Source : Extrait du contre-interrogatoire de Mary Anne Stevens, directrice principale pour le secrétariat du Conseil du Trésor du Canada, devant la Cour fédérale

C’est très curieux, analyse Alain Babineau. L’ancien fonctionnaire souligne que ce témoignage provient du même ministère qui a reconnu le racisme dont la Commission canadienne des droits de la personne a fait preuve envers ses propres employés.

Alors, c'est [quoi la position du Canada], c'est ce que vous voyez en public? Ou est-ce que c'est ce [qui est dit] sous serment au tribunal?
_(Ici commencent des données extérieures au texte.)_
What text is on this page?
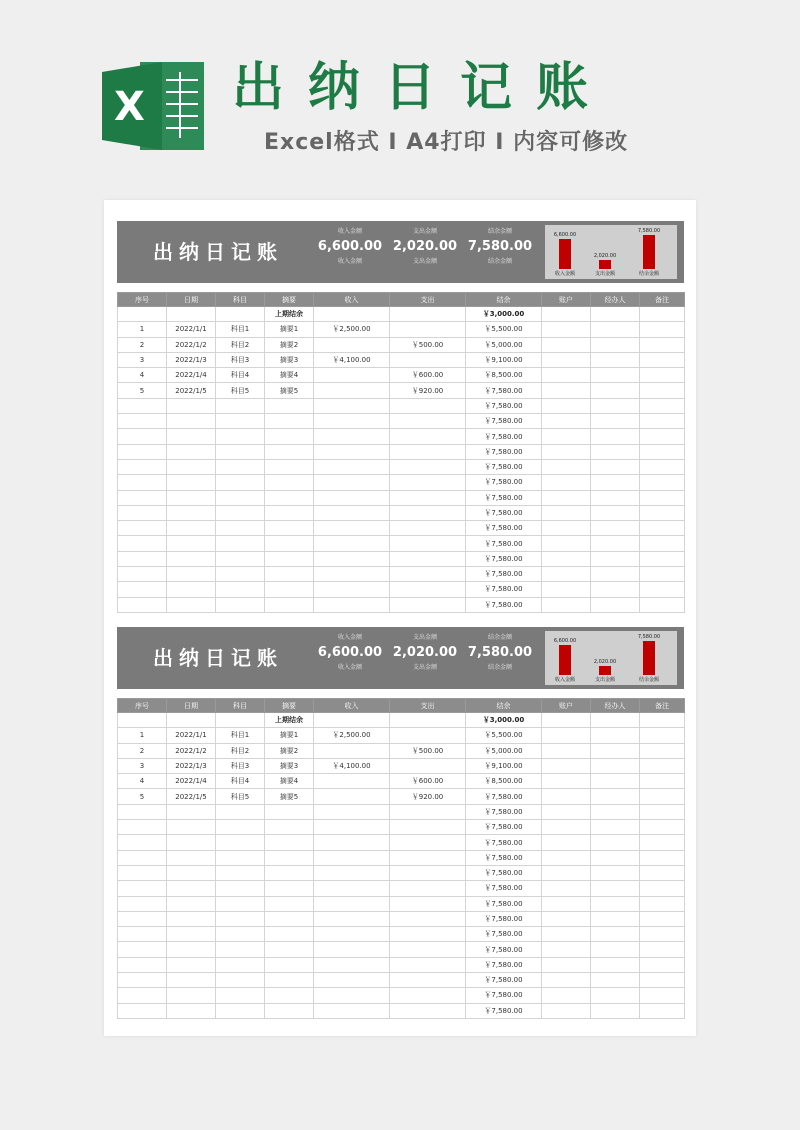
X 出纳日记账
Excel格式 I A4打印 I 内容可修改
出纳日记账
收入金额
6,600.00
收入金额
支出金额
2,020.00
支出金额
结余金额
7,580.00
结余金额
6,600.00
收入金额
2,020.00
支出金额
7,580.00
结余金额
序号	日期	科目	摘要	收入	支出	结余	账户	经办人	备注
			上期结余			￥3,000.00			
1	2022/1/1	科目1	摘要1	￥2,500.00		￥5,500.00			
2	2022/1/2	科目2	摘要2		￥500.00	￥5,000.00			
3	2022/1/3	科目3	摘要3	￥4,100.00		￥9,100.00			
4	2022/1/4	科目4	摘要4		￥600.00	￥8,500.00			
5	2022/1/5	科目5	摘要5		￥920.00	￥7,580.00			
						￥7,580.00			
						￥7,580.00			
						￥7,580.00			
						￥7,580.00			
						￥7,580.00			
						￥7,580.00			
						￥7,580.00			
						￥7,580.00			
						￥7,580.00			
						￥7,580.00			
						￥7,580.00			
						￥7,580.00			
						￥7,580.00			
						￥7,580.00			
出纳日记账
收入金额
6,600.00
收入金额
支出金额
2,020.00
支出金额
结余金额
7,580.00
结余金额
6,600.00
收入金额
2,020.00
支出金额
7,580.00
结余金额
序号	日期	科目	摘要	收入	支出	结余	账户	经办人	备注
			上期结余			￥3,000.00			
1	2022/1/1	科目1	摘要1	￥2,500.00		￥5,500.00			
2	2022/1/2	科目2	摘要2		￥500.00	￥5,000.00			
3	2022/1/3	科目3	摘要3	￥4,100.00		￥9,100.00			
4	2022/1/4	科目4	摘要4		￥600.00	￥8,500.00			
5	2022/1/5	科目5	摘要5		￥920.00	￥7,580.00			
						￥7,580.00			
						￥7,580.00			
						￥7,580.00			
						￥7,580.00			
						￥7,580.00			
						￥7,580.00			
						￥7,580.00			
						￥7,580.00			
						￥7,580.00			
						￥7,580.00			
						￥7,580.00			
						￥7,580.00			
						￥7,580.00			
						￥7,580.00			
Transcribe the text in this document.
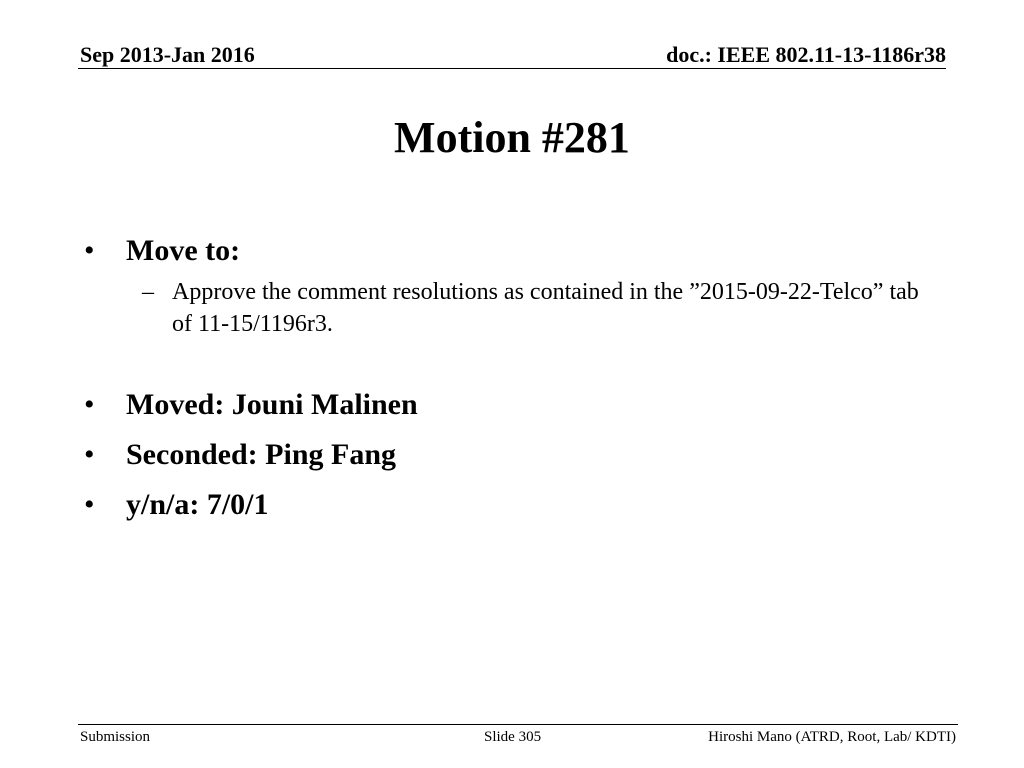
Sep 2013-Jan 2016	doc.: IEEE 802.11-13-1186r38
Motion #281
• Move to:
– Approve the comment resolutions as contained in the ”2015-09-22-Telco” tab of 11-15/1196r3.
• Moved: Jouni Malinen
• Seconded: Ping Fang
• y/n/a: 7/0/1
Submission	Slide 305	Hiroshi Mano (ATRD, Root, Lab/ KDTI)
Une citation de Nicholas Marcus Thompson, directeur général de l’organisme Recours collectif noir

Le premier ministre Justin Trudeau a maintes fois reconnu la présence de racisme systémique au Canada. À la suite de la diffusion d’un reportage de Radio-Canada sur la discrimination vécue par les fonctionnaires noirs, le premier ministre a attesté à la Chambre des communes qu’il y avait encore beaucoup de travail à faire pour assurer de meilleures pratiques d’embauche.

Un processus qui s’étire

Malgré la longueur des procédures judiciaires et la position de la Couronne fédérale devant les tribunaux, les porteurs de l’action collective espèrent que le gouvernement procédera à une entente hors cours. Ils souhaitent que le fédéral indemnise les fonctionnaires ayant subi du racisme, au même titre qu’il l’a fait avec les enfants des Premières Nations lésés par le système sous-financé de protection de l’enfance.

Un règlement serait préférable, car ça évite aux personnes de revivre les choses qu'elles ont vécues en leur demandant de témoigner, explique Alain Babineau, qui a lui-même subi du racisme pendant sa longue carrière dans la Gendarmerie royale du Canada (GRC).

Alain Babineau devant des micros.

Alain Babineau, directeur des activités pour le Québec pour le Secrétariat du recours collectif des employés fédéraux noirs

Photo : Radio-Canada / Sylvain Roy Roussel

Témoigner, retourner dans le passé, revivre ces choses-là, c'est épouvantable, dit M. Babineau, faisant allusion à une forme de revictimisation.

Régler le dossier à l’amiable permettrait aussi, selon lui, de minimiser les dépenses inutiles, le gaspillage [des fonds publics].

En octobre 2022, Ottawa a tenté d’empêcher l’ouverture du procès en demandant à un juge de rejeter la demande d’action collective. Le gouvernement maintient que les tribunaux ne sont pas la tribune appropriée pour les questions qui peuvent ou auraient pu faire l’objet d’un grief, mentionne dans un courriel Martin Potvin, porte-parole du secrétariat du Conseil du Trésor.

Nous savons qu’il reste encore beaucoup de travail à faire.

Une citation de Martin Potvin, porte-parole du secrétariat du Conseil du Trésor

Le travail d’éradication du racisme, des préjugés, des obstacles et de la discrimination, qui a pris racine au fil des générations, exige des efforts incessants et un changement systémique, ajoute M. Potvin.

Le gouvernement affirme avoir pris plusieurs mesures pour s’assurer d’avoir une fonction publique diversifiée et inclusive, dont l’examen des systèmes de traitement des plaintes.